Just When You Thought It Was Safe To Go Back In The Water!!!!


I hate when the weatherman is right in predicting rain on my spring almost into summertime parade. It’s just a little gloomy out there today and apparently there will be showers through this weekend. But I still see some rays of sunshine and because I’m still in summertime anticipation mode I thought I would repost a summer memory from last year. Last summer was when I got my groove back and I must say it was fun trip finding it. With that I digress back to summer 2012.

This has been the summer of self discovery.  First and foremost I discovered I had completely lost my groove.  Sadly, I then discovered that I had been so worn down, worn out and worn through I didn’t even remember I had one.  Through no ones fault but my own, my get up and go had got up and left without me and with no forwarding address.

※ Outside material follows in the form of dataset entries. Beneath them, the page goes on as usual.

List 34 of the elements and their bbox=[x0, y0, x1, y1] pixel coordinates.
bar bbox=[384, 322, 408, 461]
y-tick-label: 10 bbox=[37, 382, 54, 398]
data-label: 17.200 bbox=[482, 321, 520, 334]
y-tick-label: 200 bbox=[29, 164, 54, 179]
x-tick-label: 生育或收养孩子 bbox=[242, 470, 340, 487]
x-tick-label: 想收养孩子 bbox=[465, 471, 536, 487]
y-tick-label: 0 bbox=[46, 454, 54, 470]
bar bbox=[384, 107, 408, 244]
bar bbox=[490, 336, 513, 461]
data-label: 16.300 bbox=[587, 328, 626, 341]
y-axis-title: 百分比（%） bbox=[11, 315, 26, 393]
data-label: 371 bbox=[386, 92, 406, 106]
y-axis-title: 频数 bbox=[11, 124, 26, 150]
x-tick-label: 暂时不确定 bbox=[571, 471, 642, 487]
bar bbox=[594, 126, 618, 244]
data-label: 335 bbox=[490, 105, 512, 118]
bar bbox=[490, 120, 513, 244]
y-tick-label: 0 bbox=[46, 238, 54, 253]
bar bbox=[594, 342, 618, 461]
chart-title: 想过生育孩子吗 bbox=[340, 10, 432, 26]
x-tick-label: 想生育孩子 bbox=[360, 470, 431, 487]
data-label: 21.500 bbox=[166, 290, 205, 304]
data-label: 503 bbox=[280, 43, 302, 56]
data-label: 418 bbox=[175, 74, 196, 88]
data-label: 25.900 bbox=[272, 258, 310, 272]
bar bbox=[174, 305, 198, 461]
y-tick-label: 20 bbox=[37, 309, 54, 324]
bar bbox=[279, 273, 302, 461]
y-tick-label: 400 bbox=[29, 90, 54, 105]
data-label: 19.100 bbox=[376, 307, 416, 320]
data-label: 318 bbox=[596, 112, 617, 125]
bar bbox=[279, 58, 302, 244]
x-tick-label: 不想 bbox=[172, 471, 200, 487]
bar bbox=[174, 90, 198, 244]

None the less, just like Stella I did get my groove back.  It wasn’t on an island paradise or tropical cruise that  it was rediscovered.  I regained my funk in the most unlikely place and with one of my favorite people.  I found the groove I didn’t even know I had lost, yet still managed to miss.

It went something like this.  My darlin little sisy took her (slightly older) sister to her favorite outdoor spa for a little R&R.  I must interject now that one of the things I love most about my sisy is her total inhibition and ability to enjoy life.  I am the overly cautious (again slightly older), uptight sister.  Not to be redundant, but just to remind you I went on this little trip grooveless and wound tighter than a clock.

As my darling sister and I sauntered from one luxurious outdoor pool to another I found myself actually starting to truly relax. I hadn’t been silly in so long and it felt so good to laugh out loud.  I could hear myself and I gotta say it was music to my tired ears.  But,then it got even better.  With a glass of red wine in hand, we sat together in one of the smaller pools.  There we were just the two wild and crazy sisters without a care.  It was like we were kids again (only with wine).  It was great to feel so free and at that point I did what I NEVER in my life would have normally done.  I like my little sisy had done on her 50th birthday did it, I pee’d in the pool!!!!! It was one of craziest things I have ever done, cause I really didn’t give a diddly, PIDDLY, doo what anyone else may think.  If the water turned blue who the heck cared.  That was the freeing part I didn’t worry about it, I just did it.

That simple, silly and maybe a little inappropriate act soothed my soul.  At 56yrs old that pee became a right of passage for me.  It allowed me to not only to retrieve my lost groove but to realize the importance of the fact I still have one!